The exponential distribution can be simulated in R with rexp(n, lambda) where lambda is the rate parameter. The mean of exponential distribution is 1/lambda and the standard deviation is also also 1/lambda. Set lambda = 0.2 for all of the simulations. In this simulation, you will investigate the distribution of averages of 40 exponential(0.2)s.

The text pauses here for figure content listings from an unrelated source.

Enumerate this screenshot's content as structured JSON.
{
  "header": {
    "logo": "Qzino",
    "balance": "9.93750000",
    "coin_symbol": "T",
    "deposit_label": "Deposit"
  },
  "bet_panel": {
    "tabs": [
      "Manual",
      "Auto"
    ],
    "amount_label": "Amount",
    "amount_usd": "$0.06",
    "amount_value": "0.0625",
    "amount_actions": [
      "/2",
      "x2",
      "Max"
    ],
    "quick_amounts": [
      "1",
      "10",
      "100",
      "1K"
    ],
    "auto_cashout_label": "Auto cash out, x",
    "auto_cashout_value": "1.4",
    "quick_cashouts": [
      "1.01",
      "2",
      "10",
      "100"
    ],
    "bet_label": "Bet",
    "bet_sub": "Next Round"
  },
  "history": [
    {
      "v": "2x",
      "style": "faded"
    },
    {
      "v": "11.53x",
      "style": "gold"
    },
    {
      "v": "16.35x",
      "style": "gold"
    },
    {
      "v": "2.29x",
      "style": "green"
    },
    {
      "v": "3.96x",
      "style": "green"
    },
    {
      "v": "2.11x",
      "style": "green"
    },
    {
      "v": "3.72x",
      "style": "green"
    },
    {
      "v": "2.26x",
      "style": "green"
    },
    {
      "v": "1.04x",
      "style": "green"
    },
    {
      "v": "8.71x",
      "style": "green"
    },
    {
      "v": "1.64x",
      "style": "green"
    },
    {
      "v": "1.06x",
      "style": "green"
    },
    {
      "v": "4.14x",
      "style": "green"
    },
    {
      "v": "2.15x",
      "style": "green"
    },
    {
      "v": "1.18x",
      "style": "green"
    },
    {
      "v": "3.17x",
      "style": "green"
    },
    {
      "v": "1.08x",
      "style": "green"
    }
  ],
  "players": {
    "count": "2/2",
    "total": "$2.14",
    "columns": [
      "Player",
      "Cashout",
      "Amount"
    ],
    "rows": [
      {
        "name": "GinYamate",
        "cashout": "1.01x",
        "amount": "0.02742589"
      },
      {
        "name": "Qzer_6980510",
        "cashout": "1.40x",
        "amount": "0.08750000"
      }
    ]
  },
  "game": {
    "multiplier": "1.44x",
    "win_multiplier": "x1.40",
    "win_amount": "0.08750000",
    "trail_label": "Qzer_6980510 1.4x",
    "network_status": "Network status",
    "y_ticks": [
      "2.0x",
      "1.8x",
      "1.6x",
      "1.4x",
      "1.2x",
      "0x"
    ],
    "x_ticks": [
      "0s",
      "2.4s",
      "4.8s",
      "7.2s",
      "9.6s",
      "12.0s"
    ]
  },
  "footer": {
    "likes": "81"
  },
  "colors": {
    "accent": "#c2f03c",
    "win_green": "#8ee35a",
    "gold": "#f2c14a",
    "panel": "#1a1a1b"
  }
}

Note that you will need to do a thousand or so simulated averages of 40 exponentials.

Illustrate via simulation and associated explanatory text the properties of the distribution of the mean of 40 exponential(0.2)s.

nosim <- 1000
lambda <- 0.2
n <- 40
if(!require(ggplot2)){install.packages("ggplot2")}
## Loading required package: ggplot2

1. Show where the distribution is centered at and compare it to the theoretical center of the distribution.

set.seed(13)
sim <- matrix(rexp(nosim*n, lambda), nosim)
sampmean <- apply(sim, 1, mean) 
mean(sampmean)
## [1] 4.973
1/lambda
## [1] 5

The calculated mean is close to the theoretical mean.

2. Show how variable it is and compare it to the theoretical variance of the distribution.

Variance:

sd(sampmean)^2
## [1] 0.685
(1/lambda/sqrt(n))^2
## [1] 0.625

Standard deviation:

sd(sampmean)
## [1] 0.8276
(1/lambda)/sqrt(n)
## [1] 0.7906

The calculated variance is close to the theoretical variance, while the calculated standard deviation is close to the theoretical standard deviation.

3. Show that the distribution is approximately normal.

cfunct <- function (x, n)
        {
        sqrt(n)*(mean(x)-1/lambda)/(1/lambda)
        }

dat <- data.frame(x=apply(sim, 1, cfunct, n))
p <- ggplot(dat, aes(x=x, fill="red")) + geom_histogram(alpha=0.5, binwidth=0.3,color="black", aes(y=..density..))+theme(legend.position = "none")
p + stat_function(fun = dnorm, size = 2)

plot of chunk unnamed-chunk-5

From the graph, it is easy to see that the sample mean of the sampling distribution follows an approximately standard normal distribution.

4. Evaluate the coverage of the confidence interval for 1/lambda: X¯±1.96Sn√.

mean(sampmean)+c(-1,1)*1.96*sd(sampmean)
## [1] 3.350 6.595

The confidence interval is given by the range of the two values above.